ギルドマスター
「え、えっと……これ全部、薬草ですか?」
「はい、そうです」
「そちらのウルフは……」
「襲われたので、返り討ちにしました」
「……」
沈黙するアヤさん。
彼女の目の前には、僕が採集してきた薬草の束と、ウルフの死骸が置かれている。
今回、採取できた薬草は計254株。
10株で一束にまとめたので、計25束だ。
残った4株はインベントリに保管しておいた。
インベントリの枠の圧迫は避けるべきだけど、貧乏性な性格故か、回復アイテムはストックしておかないと落ち着かない。

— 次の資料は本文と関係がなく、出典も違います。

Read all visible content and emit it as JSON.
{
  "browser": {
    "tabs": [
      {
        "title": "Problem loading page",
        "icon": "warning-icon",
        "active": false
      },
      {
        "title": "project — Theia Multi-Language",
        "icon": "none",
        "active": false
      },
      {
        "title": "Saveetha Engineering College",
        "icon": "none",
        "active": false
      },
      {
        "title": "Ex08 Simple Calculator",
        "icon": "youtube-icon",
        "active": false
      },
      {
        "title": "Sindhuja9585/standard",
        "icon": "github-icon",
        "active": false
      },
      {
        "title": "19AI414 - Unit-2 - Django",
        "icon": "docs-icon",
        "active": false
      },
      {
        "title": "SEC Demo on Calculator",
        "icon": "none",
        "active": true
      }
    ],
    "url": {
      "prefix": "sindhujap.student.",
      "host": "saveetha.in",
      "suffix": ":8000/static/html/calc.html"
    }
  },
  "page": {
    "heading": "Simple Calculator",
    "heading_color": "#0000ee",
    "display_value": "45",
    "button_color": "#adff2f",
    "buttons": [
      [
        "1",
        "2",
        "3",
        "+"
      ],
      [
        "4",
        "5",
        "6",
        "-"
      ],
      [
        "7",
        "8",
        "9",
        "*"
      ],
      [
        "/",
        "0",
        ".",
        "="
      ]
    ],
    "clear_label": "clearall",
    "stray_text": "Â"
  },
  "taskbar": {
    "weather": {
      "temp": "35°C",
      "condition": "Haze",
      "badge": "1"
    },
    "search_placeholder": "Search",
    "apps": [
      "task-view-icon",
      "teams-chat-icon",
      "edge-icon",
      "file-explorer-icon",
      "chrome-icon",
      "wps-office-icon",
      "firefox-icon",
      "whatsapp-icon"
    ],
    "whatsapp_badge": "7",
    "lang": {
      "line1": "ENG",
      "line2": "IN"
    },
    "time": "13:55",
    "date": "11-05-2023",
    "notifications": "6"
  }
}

完全回復アイテムを攻略で使わない癖に、数百単位でストックしていたのが懐かしい。
おそらく機会は無いと思うけれど、この薬草は大切にしておこう。
その代わり、インベントリの枠を圧迫していたウルフの死骸を買い取ってもらう。
「ええっと、前日に採取したものは下処理の関係もあって、ポーションに加工した際の効果が低下して買取価格が……」
「ちゃんと今、取ってきましたよ?」
「そうですよね……萎びていませんもんね……」
分かってくれたようで何よりだ。
アヤさんが言ったように、採取したアイテムについては使用期限があるものがある。
薬草の場合だと、ゲーム時間で24時間経過によって品質が低下した。
その場合、ポーションに加工した際の効能が著しく低下する。
そして72時間経過によって枯れてしまい、ポーションの材料として利用できなくなってしまう。
でも『鑑定』のスキルで見たら分かるように、この薬草はどれも採取してから1時間以内のものだ。

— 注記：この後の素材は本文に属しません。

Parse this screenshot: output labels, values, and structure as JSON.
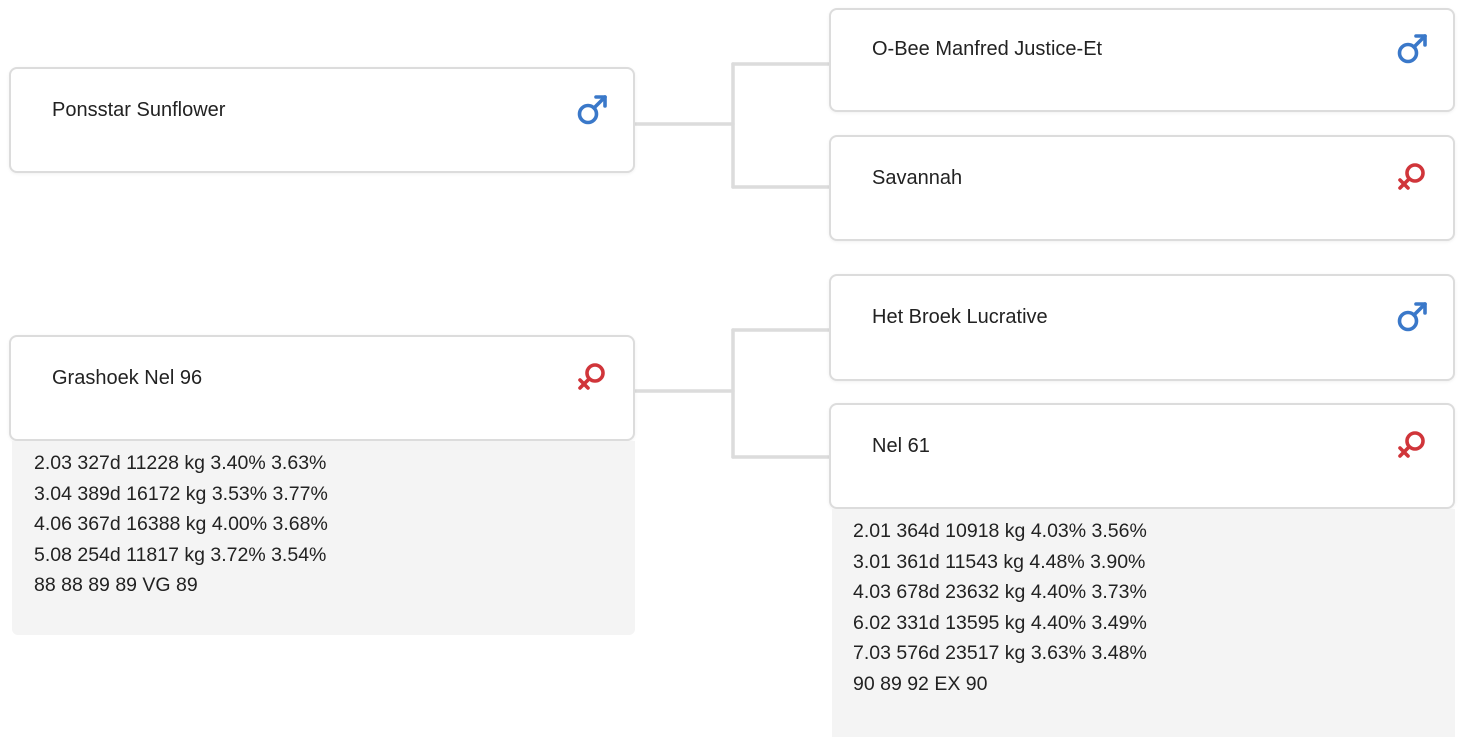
{
  "colors": {
    "male": "#3a78c9",
    "female": "#d0353a",
    "card_border": "#dcdcdc",
    "connector": "#dcdcdc",
    "performance_bg": "#f4f4f4"
  },
  "pedigree": {
    "sire": {
      "name": "Ponsstar Sunflower",
      "sex": "male",
      "sire": {
        "name": "O-Bee Manfred Justice-Et",
        "sex": "male"
      },
      "dam": {
        "name": "Savannah",
        "sex": "female"
      }
    },
    "dam": {
      "name": "Grashoek Nel 96",
      "sex": "female",
      "performance": [
        "2.03 327d 11228 kg 3.40% 3.63%",
        "3.04 389d 16172 kg 3.53% 3.77%",
        "4.06 367d 16388 kg 4.00% 3.68%",
        "5.08 254d 11817 kg 3.72% 3.54%",
        "88 88 89 89 VG 89"
      ],
      "sire": {
        "name": "Het Broek Lucrative",
        "sex": "male"
      },
      "dam": {
        "name": "Nel 61",
        "sex": "female",
        "performance": [
          "2.01 364d 10918 kg 4.03% 3.56%",
          "3.01 361d 11543 kg 4.48% 3.90%",
          "4.03 678d 23632 kg 4.40% 3.73%",
          "6.02 331d 13595 kg 4.40% 3.49%",
          "7.03 576d 23517 kg 3.63% 3.48%",
          "90 89 92 EX 90"
        ]
      }
    }
  }
}
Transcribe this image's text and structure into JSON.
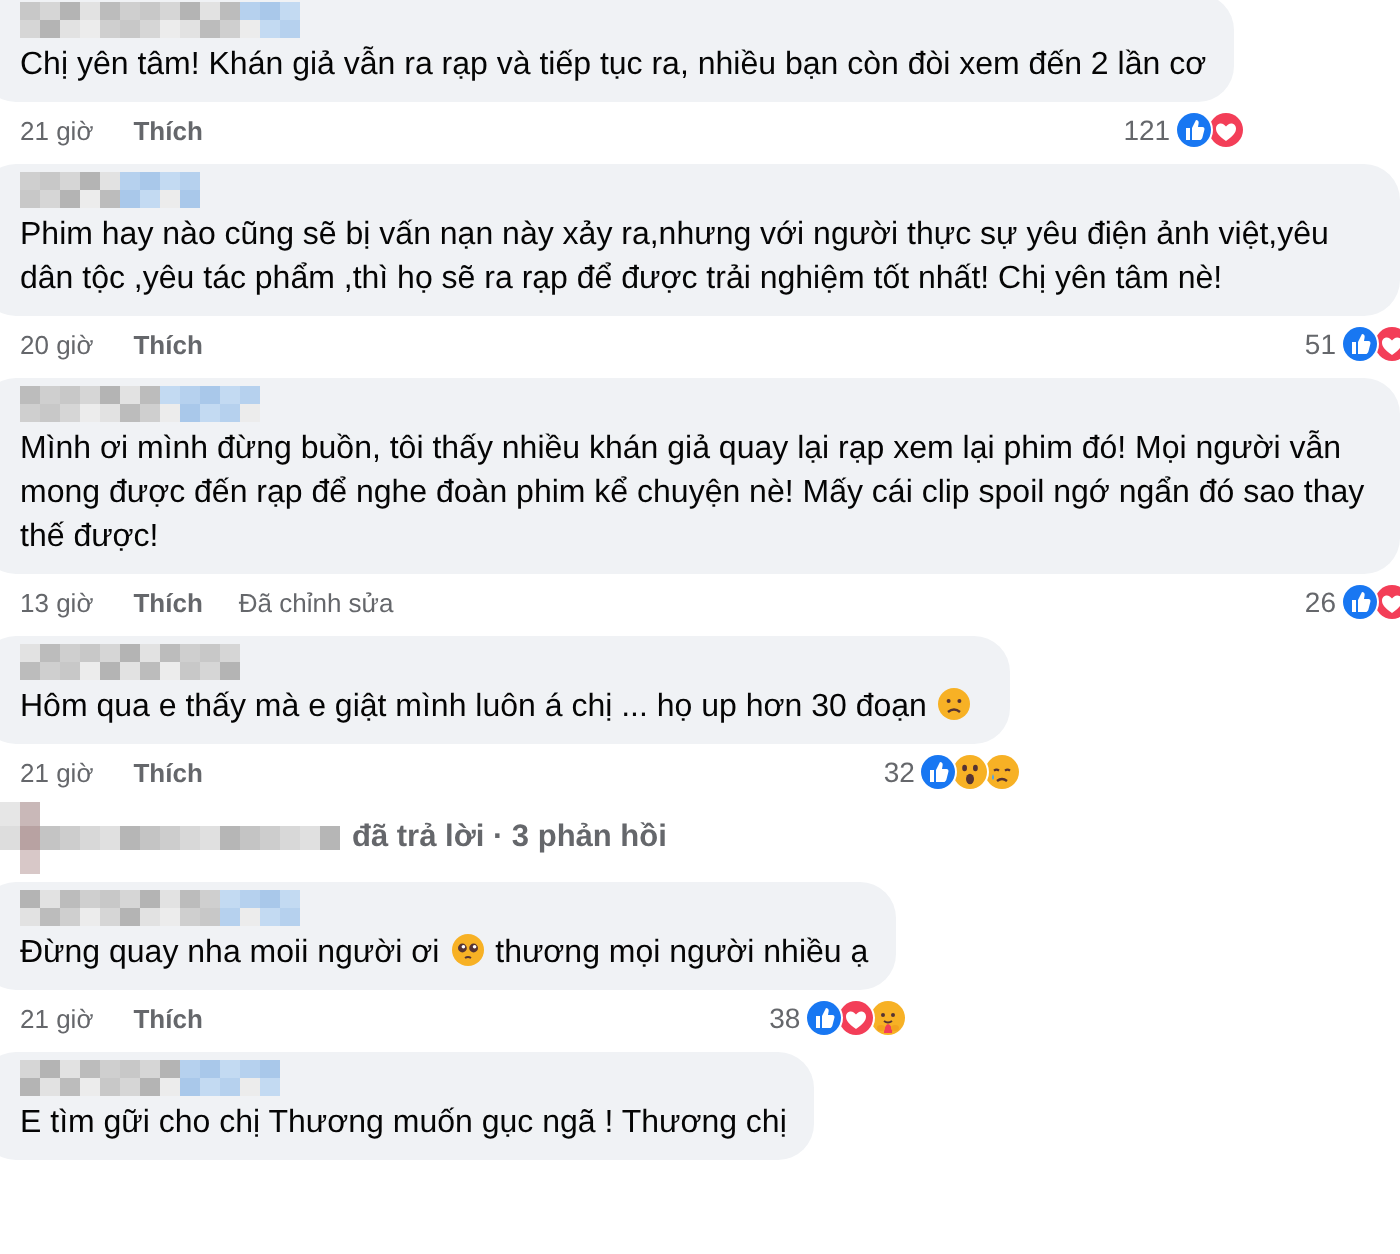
{
  "comments": [
    {
      "body": [
        {
          "kind": "text",
          "text": "Chị yên tâm! Khán giả vẫn ra rạp và tiếp tục ra, nhiều bạn còn đòi xem đến 2 lần cơ"
        }
      ],
      "time": "21 giờ",
      "like_label": "Thích",
      "reaction_count": "121",
      "reactions": [
        {
          "kind": "like"
        },
        {
          "kind": "love"
        }
      ]
    },
    {
      "body": [
        {
          "kind": "text",
          "text": "Phim hay nào cũng sẽ bị vấn nạn này xảy ra,nhưng với người thực sự yêu điện ảnh việt,yêu dân tộc ,yêu tác phẩm ,thì họ sẽ ra rạp để được trải nghiệm tốt nhất! Chị yên tâm nè!"
        }
      ],
      "time": "20 giờ",
      "like_label": "Thích",
      "reaction_count": "51",
      "reactions": [
        {
          "kind": "like"
        },
        {
          "kind": "love"
        }
      ]
    },
    {
      "body": [
        {
          "kind": "text",
          "text": "Mình ơi mình đừng buồn, tôi thấy nhiều khán giả quay lại rạp xem lại phim đó! Mọi người vẫn mong được đến rạp để nghe đoàn phim kể chuyện nè! Mấy cái clip spoil ngớ ngẩn đó sao thay thế được!"
        }
      ],
      "time": "13 giờ",
      "like_label": "Thích",
      "edited_label": "Đã chỉnh sửa",
      "reaction_count": "26",
      "reactions": [
        {
          "kind": "like"
        },
        {
          "kind": "love"
        }
      ]
    },
    {
      "body": [
        {
          "kind": "text",
          "text": "Hôm qua e thấy mà e giật mình luôn á chị ... họ up hơn 30 đoạn"
        },
        {
          "kind": "sad"
        }
      ],
      "time": "21 giờ",
      "like_label": "Thích",
      "reaction_count": "32",
      "reactions": [
        {
          "kind": "like"
        },
        {
          "kind": "wow"
        },
        {
          "kind": "cry"
        }
      ],
      "replies_label": "đã trả lời · 3 phản hồi"
    },
    {
      "body": [
        {
          "kind": "text",
          "text": "Đừng quay nha moii người ơi"
        },
        {
          "kind": "pleading"
        },
        {
          "kind": "text",
          "text": "thương mọi người nhiều ạ"
        }
      ],
      "time": "21 giờ",
      "like_label": "Thích",
      "reaction_count": "38",
      "reactions": [
        {
          "kind": "like"
        },
        {
          "kind": "love"
        },
        {
          "kind": "care"
        }
      ]
    },
    {
      "body": [
        {
          "kind": "text",
          "text": "E tìm gữi cho chị Thương muốn gục ngã ! Thương chị"
        }
      ]
    }
  ]
}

十分、ポーションの調合に利用できる条件は満たしている。
「う~ん、確かに『鑑定』の結果でも鮮度は高いって出てるし……。でもでも、これだけの量の買い取りをするってなると……」
「――規定通り、買取で構いませんよ」
困った様子のアヤさんに対して投げかけられる声。
その声の主は階段を下りてくるところだった。
「! ギルドマスター!」
「私の『鑑定』でもその薬草に問題はありません。アヤさん、買取手続きの処理を行ってください」
「は、はい!」
ああ、そうだ。
レーネの町のギルドマスターと言えばこの人だ。
はじまりの町どころか、レジサイド・オブ・サーガ内の全NPCを対象に行われる人気投票で、常に上位にランクインされるキャラクター。
新雪のように白く輝く肌と、色素の薄い空色の髪。
如何にもデキるキャリアウーマン然としたエルフ。
第一回人気投票では堂々の一位を獲得した美人NPC。
名前は確か……レイ・リュー・ロスカだったっけ?
プレイヤーの中にはこのNPCを見るためだけにゲームを始めるプレイヤーもいた程だ。
また、何を血迷ったのか入室禁止のギルドマスター室に無理矢理入ろうとして、BANされる人もいた。

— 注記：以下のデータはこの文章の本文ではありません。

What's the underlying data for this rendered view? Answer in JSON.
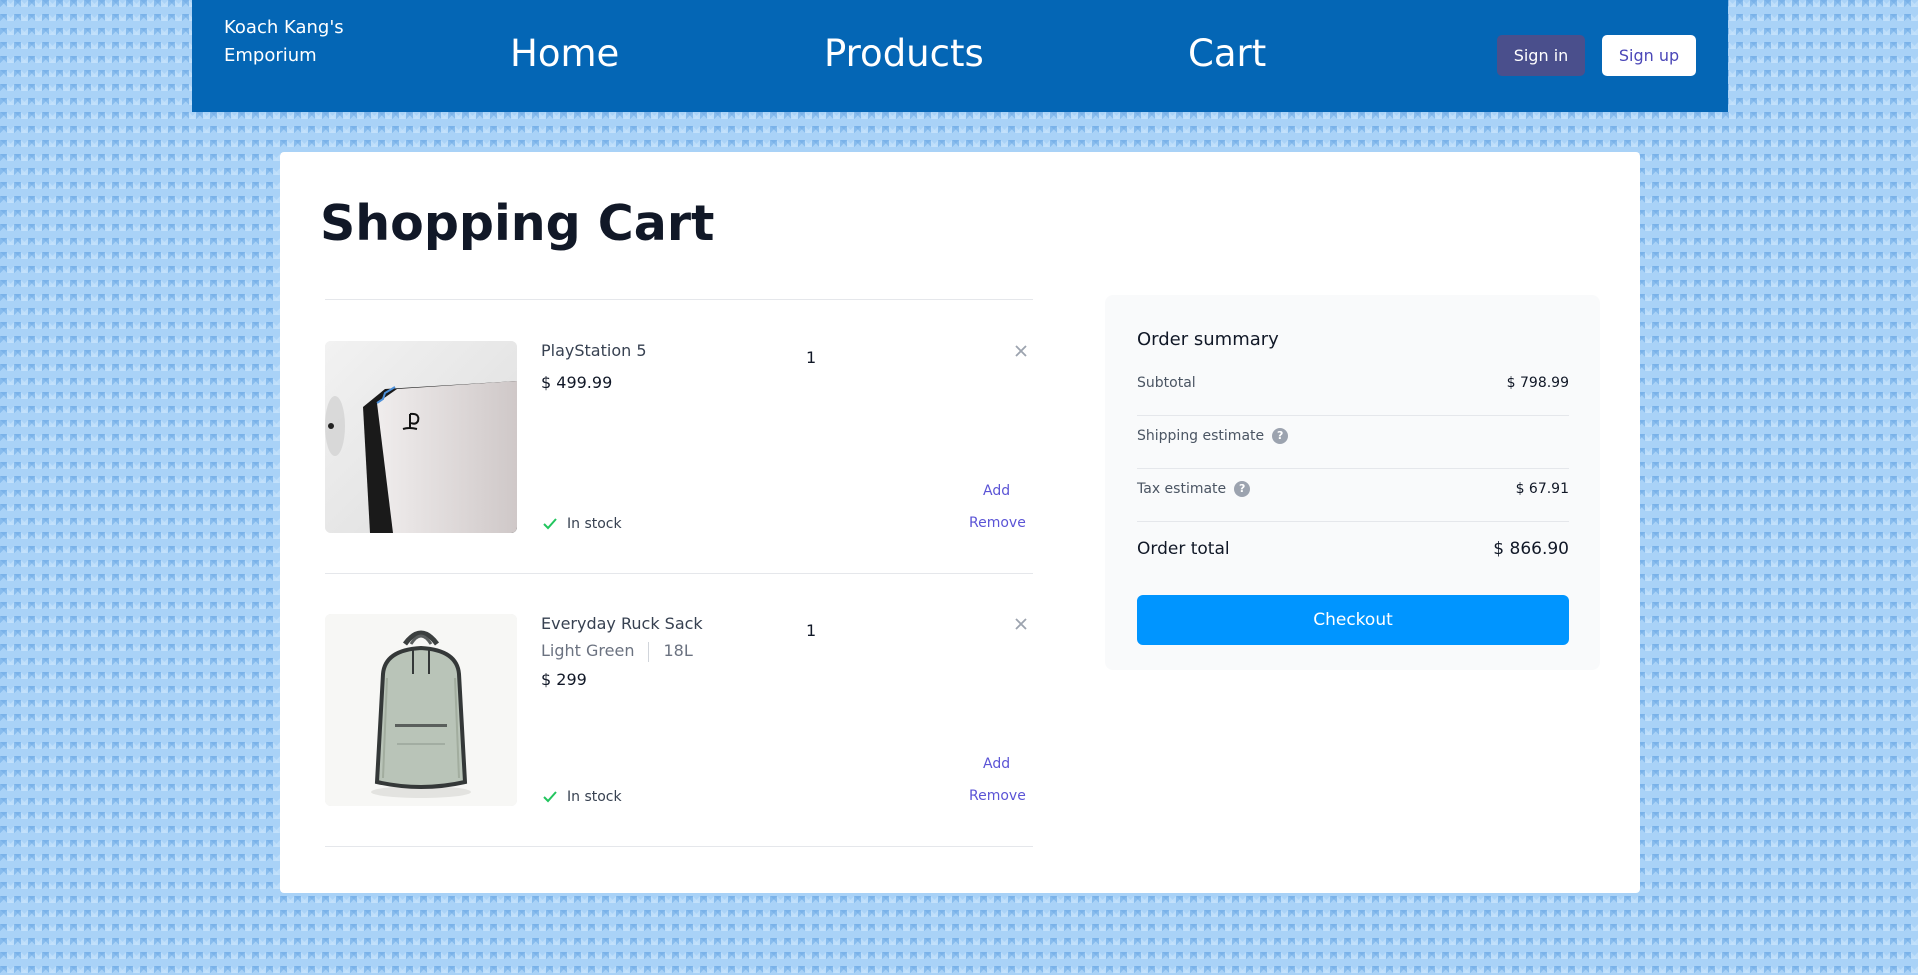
{
  "header": {
    "brand": "Koach Kang's Emporium",
    "nav": {
      "home": "Home",
      "products": "Products",
      "cart": "Cart"
    },
    "sign_in": "Sign in",
    "sign_up": "Sign up"
  },
  "page_title": "Shopping Cart",
  "cart": {
    "items": [
      {
        "name": "PlayStation 5",
        "price": "$ 499.99",
        "quantity": "1",
        "add": "Add",
        "remove": "Remove",
        "stock": "In stock"
      },
      {
        "name": "Everyday Ruck Sack",
        "color": "Light Green",
        "size": "18L",
        "price": "$ 299",
        "quantity": "1",
        "add": "Add",
        "remove": "Remove",
        "stock": "In stock"
      }
    ]
  },
  "summary": {
    "title": "Order summary",
    "subtotal_label": "Subtotal",
    "subtotal_value": "$ 798.99",
    "shipping_label": "Shipping estimate",
    "tax_label": "Tax estimate",
    "tax_value": "$ 67.91",
    "total_label": "Order total",
    "total_value": "$ 866.90",
    "checkout": "Checkout"
  },
  "icons": {
    "remove": "close-icon",
    "stock": "check-icon",
    "help": "question-circle-icon"
  },
  "colors": {
    "header": "#0466b5",
    "sign_in_bg": "#4a4f8c",
    "checkout": "#0095ff",
    "link": "#5b54d6",
    "in_stock": "#22c55e"
  }
}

僕は攻略第一だったので、サイトのスクショくらいでしか見たことがなかったんだけど……。
なるほど。
確かに、熱狂的なファンが生まれるのも納得の美人さんだ。
「失礼ですが、新人の方ですか?」
「はい、アラタです」
「アラタさんは本日登録された方なのです」
「……そう、ですか」
レイさんの目がスッと細められる。
心地よい視線だ。
ゲーム時代に何度も浴びた、鑑定される時の視線。
『威圧』系のスキルでも漏れたのだろう。
僕は指ひとつ動かせない。
春に芽吹いたばかりのような、レイさんの萌黄色をした目。
しかし、彼女はすぐに、アヤさんの手元へと視線を落とす。
その瞬間、身体の自由が戻ってくる。
「『薬草の納品』の依頼ですか」
「そうです」
「……25束?」
「はい、ランクアップの手続きをしてもよろしいでしょうか?」
「勿論です。アラタさん、貴方は今回の依頼達成でDランクに昇格することが可能となりました。手続きを行いますか?」
「お願いします」
僕はアヤさんにギルドカードを渡す。
冒険者ギルドのランクアップは冒険者ランクと同ランクの依頼10回の達成が基本。
だが、EランクからDランクへの昇格は3回となっている。
これはゲーム内で、Eランクが冒険者見習いという設定であることと、ゲームを円滑に進めるための二つの側面がある。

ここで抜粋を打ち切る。